Janine and Michael Karoly, both 58, will start the almost two-day journey on Jan. 5 that will take them to the West African country where the life expectancy is about 40 and there is a one-in-eight chance of death with each pregnancy.
"My goal is to help the most people in the shortest amount of time," said Michael, a local ob-gyn, of his expected seven or eight days of operating is what he described as "a step above a MASH unit."
Michael, who has practices in Hazlet and Little Silver, is no stranger to participating in what he calls "surgical strikes." He has visited the Philippines three times as part of a group of doctors who donated their time and services to provide surgical care for patients who are quite unlike those he treats in Monmouth County.
But unlike those earlier trips, Michael said he committed to the African mission, which required over $1,000 in vaccinations and will house them in lock-down every night, because it has a goal that's larger than just performing a few days of procedures and then pulling up stakes and returning home.

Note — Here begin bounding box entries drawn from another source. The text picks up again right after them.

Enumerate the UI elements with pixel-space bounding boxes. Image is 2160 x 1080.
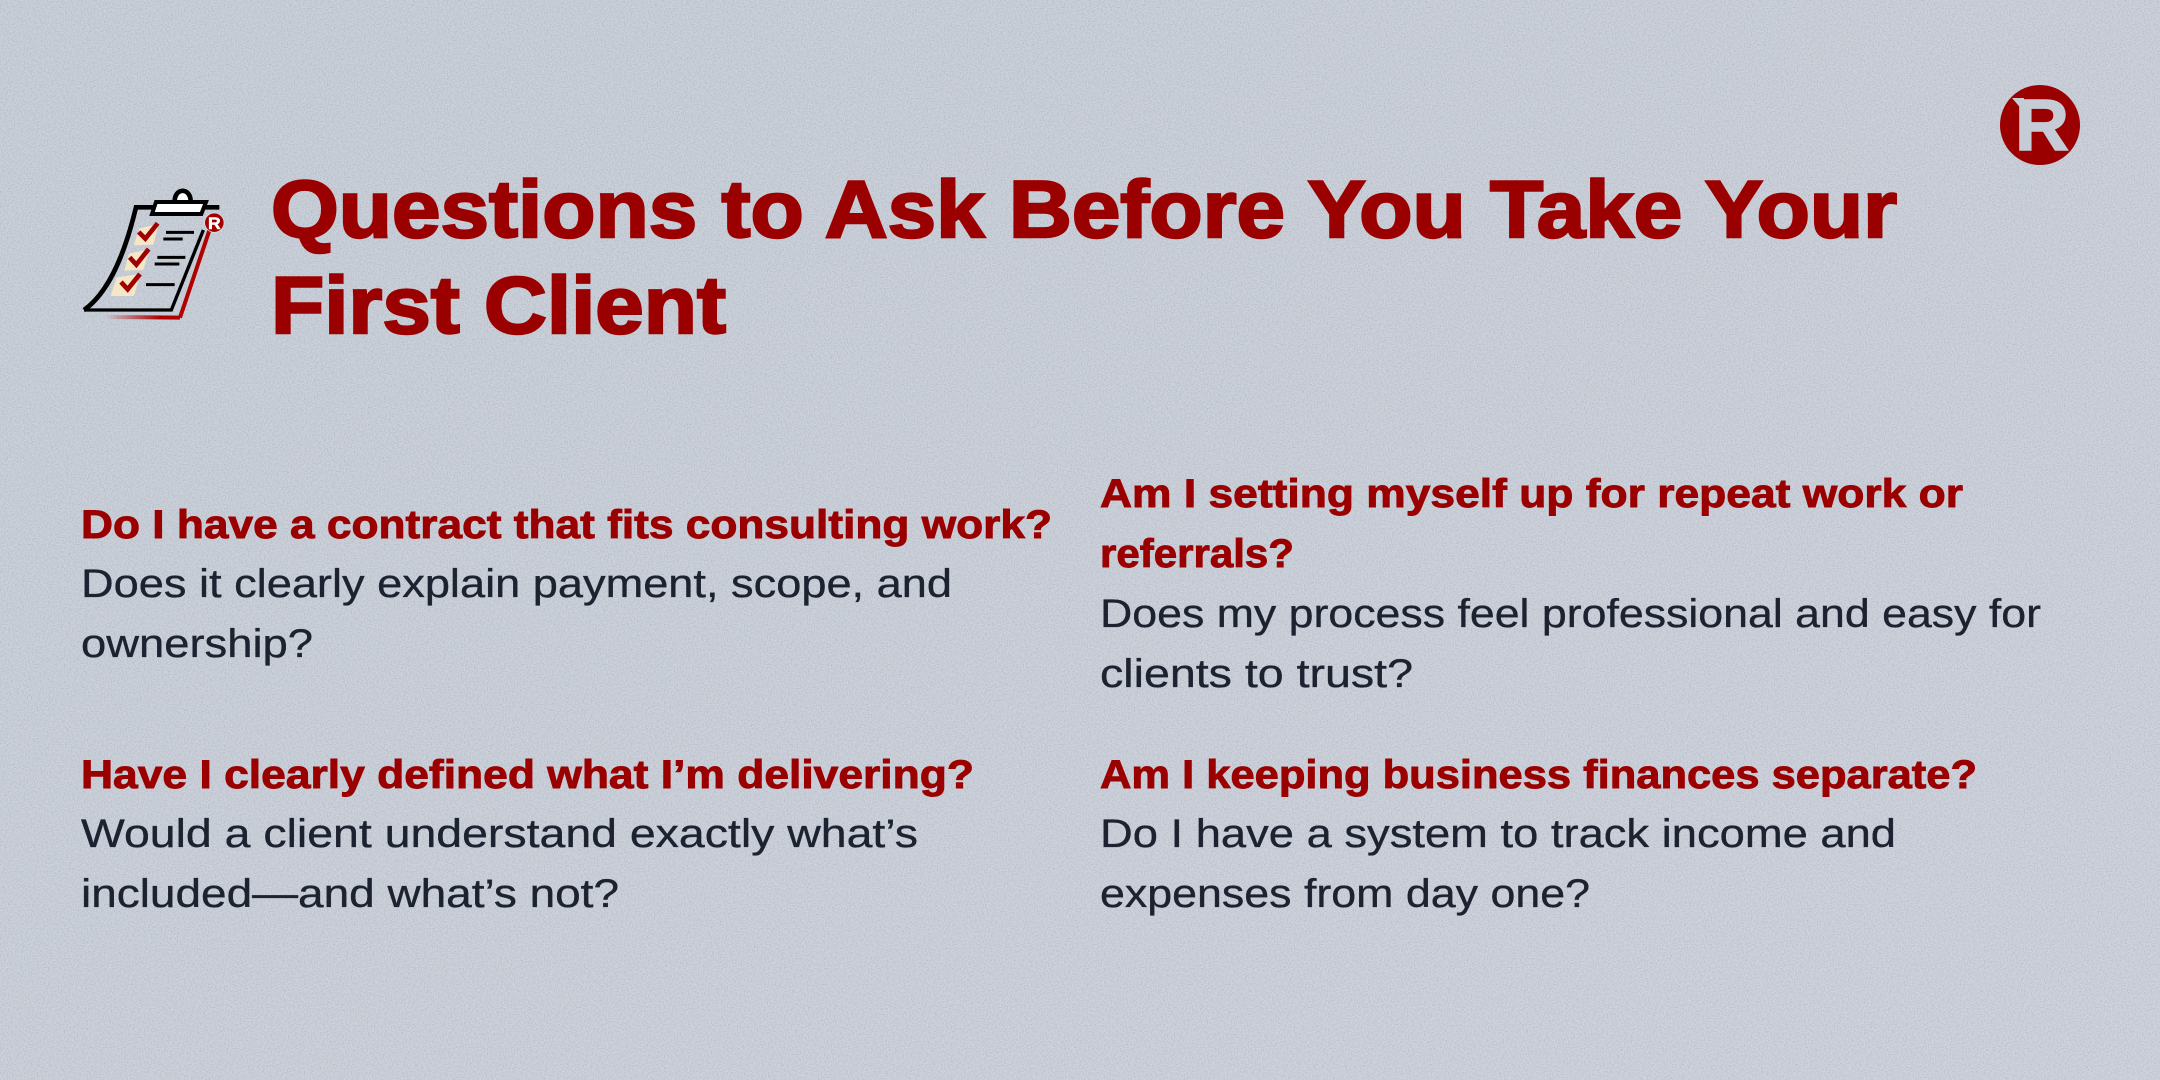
body: finances: expenses from day one? <box>1100 872 1590 916</box>
body: deliverables: included—and what’s not? <box>81 872 619 916</box>
body: repeat work: clients to trust? <box>1100 652 1413 696</box>
title: Questions to Ask Before You Take Your <box>271 165 1897 255</box>
body: repeat work <box>1100 592 2041 696</box>
body: finances: Do I have a system to track income and <box>1100 812 1896 856</box>
body: deliverables <box>81 812 918 916</box>
body: contract: Does it clearly explain payment, scope, and <box>81 562 952 606</box>
question block: contract <box>81 503 1052 666</box>
title: First Client <box>271 261 726 351</box>
icon: clipboard checklist <box>84 191 224 318</box>
body: contract: ownership? <box>81 622 313 666</box>
question block: repeat work <box>1100 472 2041 696</box>
body: repeat work: Does my process feel professional and easy for <box>1100 592 2041 636</box>
icon: clipboard checklist: R <box>208 214 221 233</box>
heading: finances: Am I keeping business finances separate? <box>1100 753 1977 797</box>
heading: repeat work: Am I setting myself up for repeat work or <box>1100 472 1963 516</box>
heading: contract: Do I have a contract that fits consulting work? <box>81 503 1052 547</box>
heading: repeat work <box>1100 472 1963 576</box>
heading: repeat work: referrals? <box>1100 532 1294 576</box>
question block: deliverables <box>81 753 974 916</box>
body: deliverables: Would a client understand exactly what’s <box>81 812 918 856</box>
question block: finances <box>1100 753 1977 916</box>
body: finances <box>1100 812 1896 916</box>
body: contract <box>81 562 952 666</box>
logo: R badge <box>2000 85 2080 166</box>
logo: R badge: R <box>2015 86 2069 166</box>
title <box>271 165 1897 351</box>
heading: deliverables: Have I clearly defined what I’m delivering? <box>81 753 974 797</box>
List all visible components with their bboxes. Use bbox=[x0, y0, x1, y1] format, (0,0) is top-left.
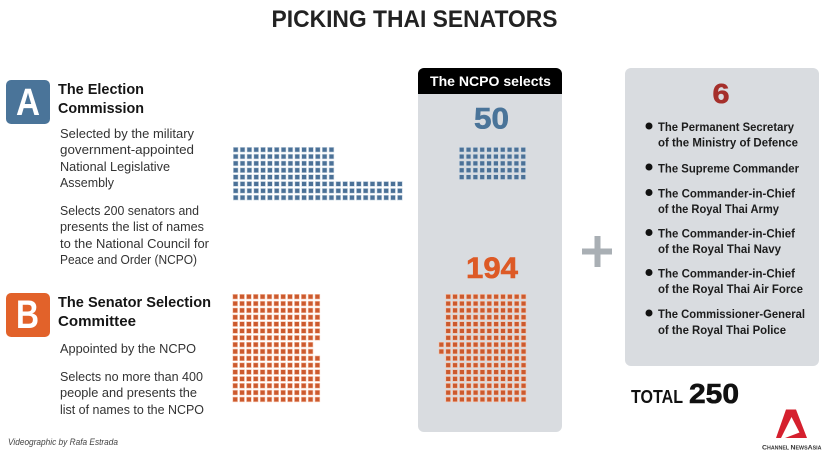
chart: 150 blue squares remaining bbox=[233, 150, 403, 198]
chart: 194 orange squares bbox=[439, 297, 526, 399]
text: what the commission does: presents the list of names bbox=[60, 220, 204, 234]
list item: Police bbox=[646, 309, 805, 337]
list item: Army bbox=[646, 188, 795, 216]
list item: Supreme Commander: The Supreme Commander bbox=[658, 164, 800, 176]
heading: The Election Commission bbox=[58, 81, 144, 117]
number: 194: 194 bbox=[466, 252, 518, 285]
text: what the commission does: Selects 200 senators and bbox=[60, 204, 199, 218]
logo: Channel NewsAsia bbox=[762, 410, 822, 452]
title: PICKING THAI SENATORS bbox=[272, 6, 558, 33]
panel: B The Senator Selection Committee bbox=[6, 293, 211, 417]
total: 250: 250 bbox=[689, 378, 739, 409]
list item: Air Force: of the Royal Thai Air Force bbox=[658, 284, 803, 296]
header bar bbox=[418, 68, 562, 94]
icon: plus bbox=[582, 236, 612, 267]
list item: Army: of the Royal Thai Army bbox=[658, 204, 780, 216]
text: what the commission does bbox=[60, 204, 209, 267]
heading: The Election Commission: Commission bbox=[58, 100, 144, 117]
logo: Channel NewsAsia: CHANNEL NEWSASIA bbox=[762, 444, 822, 452]
heading: The Election Commission: The Election bbox=[58, 81, 144, 98]
list item: Police: The Commissioner-General bbox=[658, 309, 805, 321]
icon: B badge: B bbox=[16, 293, 39, 337]
chart: 50 blue squares bbox=[459, 150, 526, 177]
panel: A The Election Commission bbox=[6, 80, 209, 267]
text: how the commission is selected: Assembly bbox=[60, 176, 115, 190]
chart: 206 orange squares remaining bbox=[232, 297, 320, 399]
icon: B badge bbox=[6, 293, 50, 337]
heading: The Senator Selection Committee bbox=[58, 294, 211, 330]
list item: Navy bbox=[646, 228, 795, 256]
number: 50: 50 bbox=[474, 102, 509, 136]
text: how the commission is selected: National Legislative bbox=[60, 160, 170, 174]
list item: Army: The Commander-in-Chief bbox=[658, 188, 795, 200]
heading: The Senator Selection Committee: The Senator Selection bbox=[58, 294, 211, 311]
text: what the commission does: Peace and Order (NCPO) bbox=[60, 253, 197, 267]
credit: Videographic by Rafa Estrada bbox=[8, 437, 118, 447]
number: 6: 6 bbox=[712, 78, 730, 109]
list item: Permanent Secretary bbox=[646, 122, 798, 150]
text: what the committee does bbox=[60, 370, 204, 417]
text: what the committee does: Selects no more than 400 bbox=[60, 370, 203, 384]
icon: A badge bbox=[6, 80, 50, 124]
icon: A badge: A bbox=[16, 82, 40, 124]
total: 250: TOTAL bbox=[631, 387, 683, 407]
list item: Air Force: The Commander-in-Chief bbox=[658, 268, 795, 280]
list item: Permanent Secretary: The Permanent Secretary bbox=[658, 122, 795, 134]
total: 250 bbox=[631, 378, 739, 409]
text: what the commission does: to the National Council for bbox=[60, 237, 209, 251]
text: appointed by: Appointed by the NCPO bbox=[60, 342, 196, 356]
text: what the committee does: people and presents the bbox=[60, 386, 197, 400]
panel: the NCPO selects bbox=[418, 68, 562, 432]
text: how the commission is selected bbox=[60, 127, 195, 190]
text: what the committee does: list of names to the NCPO bbox=[60, 403, 204, 417]
list item: Police: of the Royal Thai Police bbox=[658, 325, 786, 337]
heading: The Senator Selection Committee: Committee bbox=[58, 313, 136, 330]
text: how the commission is selected: government-appointed bbox=[60, 143, 194, 157]
text: how the commission is selected: Selected by the military bbox=[60, 127, 195, 141]
list item: Permanent Secretary: of the Ministry of Defence bbox=[658, 138, 798, 150]
panel: the 6 appointed commanders bbox=[625, 68, 819, 366]
header bar: The NCPO selects bbox=[430, 73, 551, 89]
list item: Navy: of the Royal Thai Navy bbox=[658, 244, 782, 256]
list item: Air Force bbox=[646, 268, 803, 296]
list item: Navy: The Commander-in-Chief bbox=[658, 228, 795, 240]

The Karolys, who have been married for 36 years, were invited to join the Sierra Leone mission by Michael's colleague, Dr. Nina Seigelstein of Little Silver. She had been so moved by the lack of women's health care she witnessed during two surgical missions to the country that she is spearheading an effort to build a 32-bed maternity clinic as part of an existing hospital in Makeni, a remote town in the northern part of the country.
"I don't want to just come and leave," said Michael. "Nina is trying to create something that's sustainable."
The Great Observer
Seigelstein encouraged Janine to join the mission to perform community outreach, as she is a "great observer."

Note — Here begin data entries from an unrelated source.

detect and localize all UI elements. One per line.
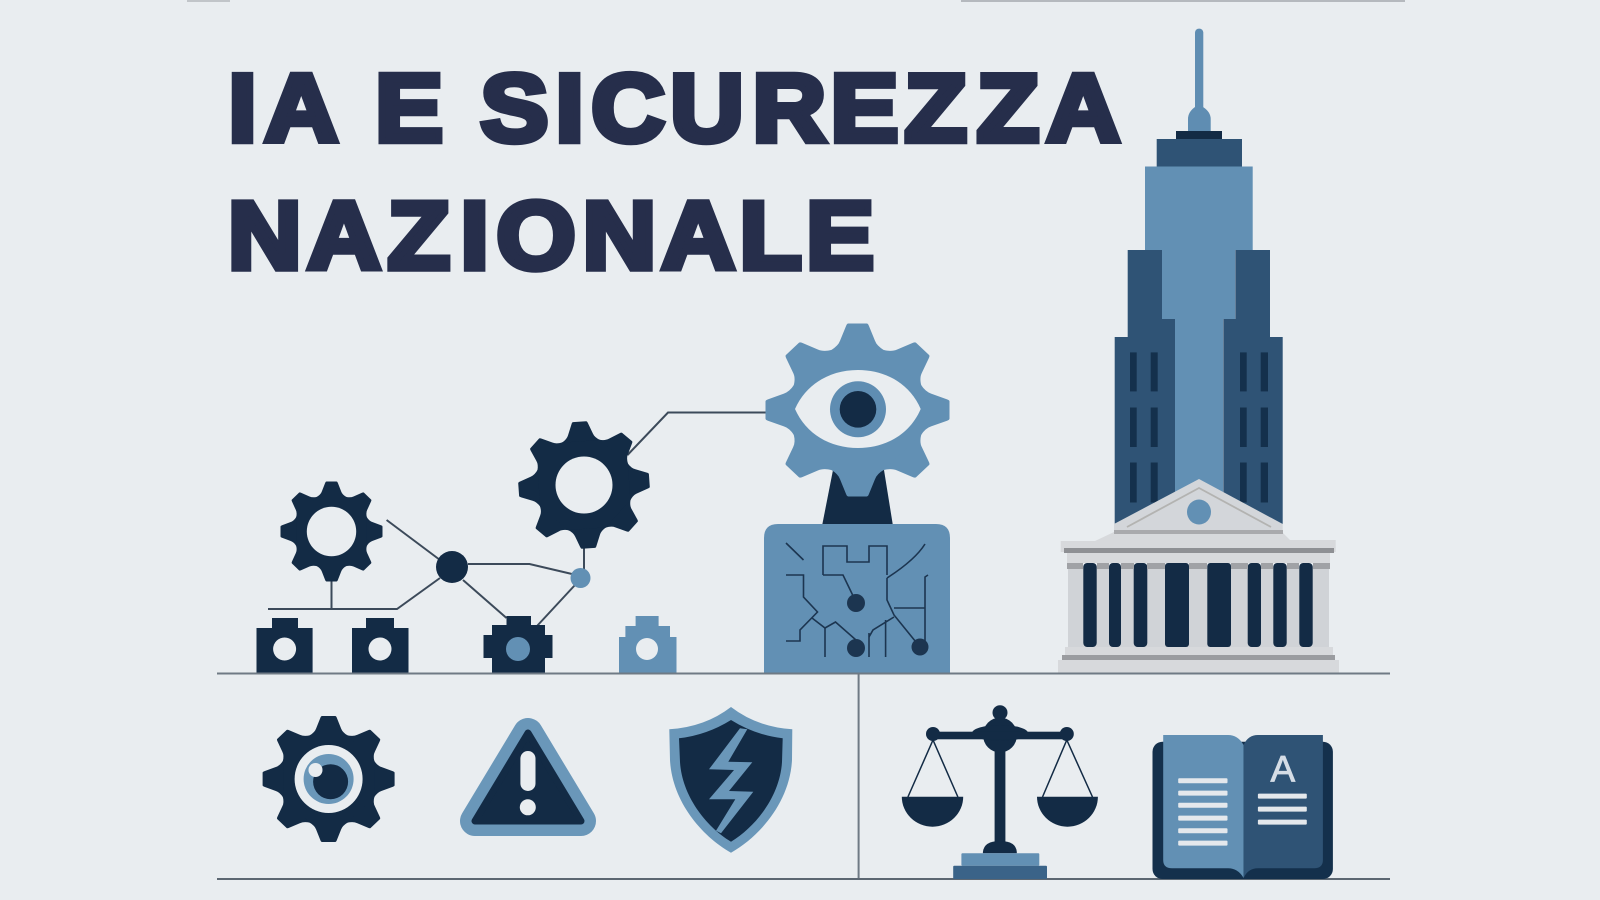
windows bbox=[1130, 352, 1268, 502]
circuit box bbox=[764, 524, 950, 673]
small camera block 1 bbox=[256, 618, 313, 673]
icon: shield with lightning bbox=[669, 707, 792, 853]
network connector lines bbox=[268, 412, 768, 626]
icon: scales of justice bbox=[902, 705, 1098, 879]
icon: warning triangle bbox=[475, 733, 581, 821]
network nodes bbox=[436, 551, 590, 588]
eye gear bbox=[766, 324, 950, 496]
small gear block dark bbox=[484, 616, 552, 673]
antenna bbox=[1195, 29, 1203, 114]
icon: eye gear bbox=[263, 716, 395, 842]
machine stand bbox=[822, 470, 893, 526]
skyscraper bbox=[1115, 29, 1283, 524]
small camera block 2 bbox=[352, 618, 408, 673]
small gear block blue bbox=[619, 616, 676, 673]
title: IA E SICUREZZA bbox=[228, 54, 1120, 161]
icon: open book: A bbox=[1271, 749, 1296, 790]
columns wall bbox=[1068, 566, 1329, 648]
panel dividers bbox=[217, 673, 1390, 879]
gear: medium bbox=[514, 417, 654, 553]
title bbox=[228, 54, 1120, 289]
steps bbox=[1065, 647, 1333, 656]
icon: open book bbox=[1152, 735, 1333, 879]
pediment bbox=[1114, 479, 1283, 531]
classical government building bbox=[1058, 479, 1339, 672]
title: NAZIONALE bbox=[228, 181, 874, 289]
gear: small left bbox=[280, 482, 382, 582]
surveillance machine bbox=[764, 324, 950, 673]
entablature bbox=[1061, 532, 1336, 563]
dark openings bbox=[1083, 563, 1313, 647]
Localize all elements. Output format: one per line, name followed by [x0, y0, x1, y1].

"I don't get to know what their stories are," Seigelstein said of the patients she operates on. "I might know that a woman has a prolapsed uterus, but not that she has to journey with 20 pounds of fish on her head each day."
She said Janine will be able to speak with the women and their families and learn their stories. She will also be crucial is encouraging families to seek medical care from the team and stress the importance of healthcare for every member of the family -- including women -- a not-so-popular notion in that country.
Janine will also post updates on Patch in the Local Voices section to share her observations and experiences while in Sierra Leone.
Michael said that despite the physically and emotionally exhausting nature of the trip, he finds the work satisfying. "Do I really make a difference here?" he asked of his Monmouth County practices, where he said if he can't provide care for a patient, "there are 10 other doctors in the area who could."
"I think I need to know that I made a difference," he explained.
This is the first in a series of articles and blog posts documenting the Karolys’ trip to Sierra Leone and the effort to bring a maternity ward to its northern region that is home to 1.7 million people and no ob-gyns.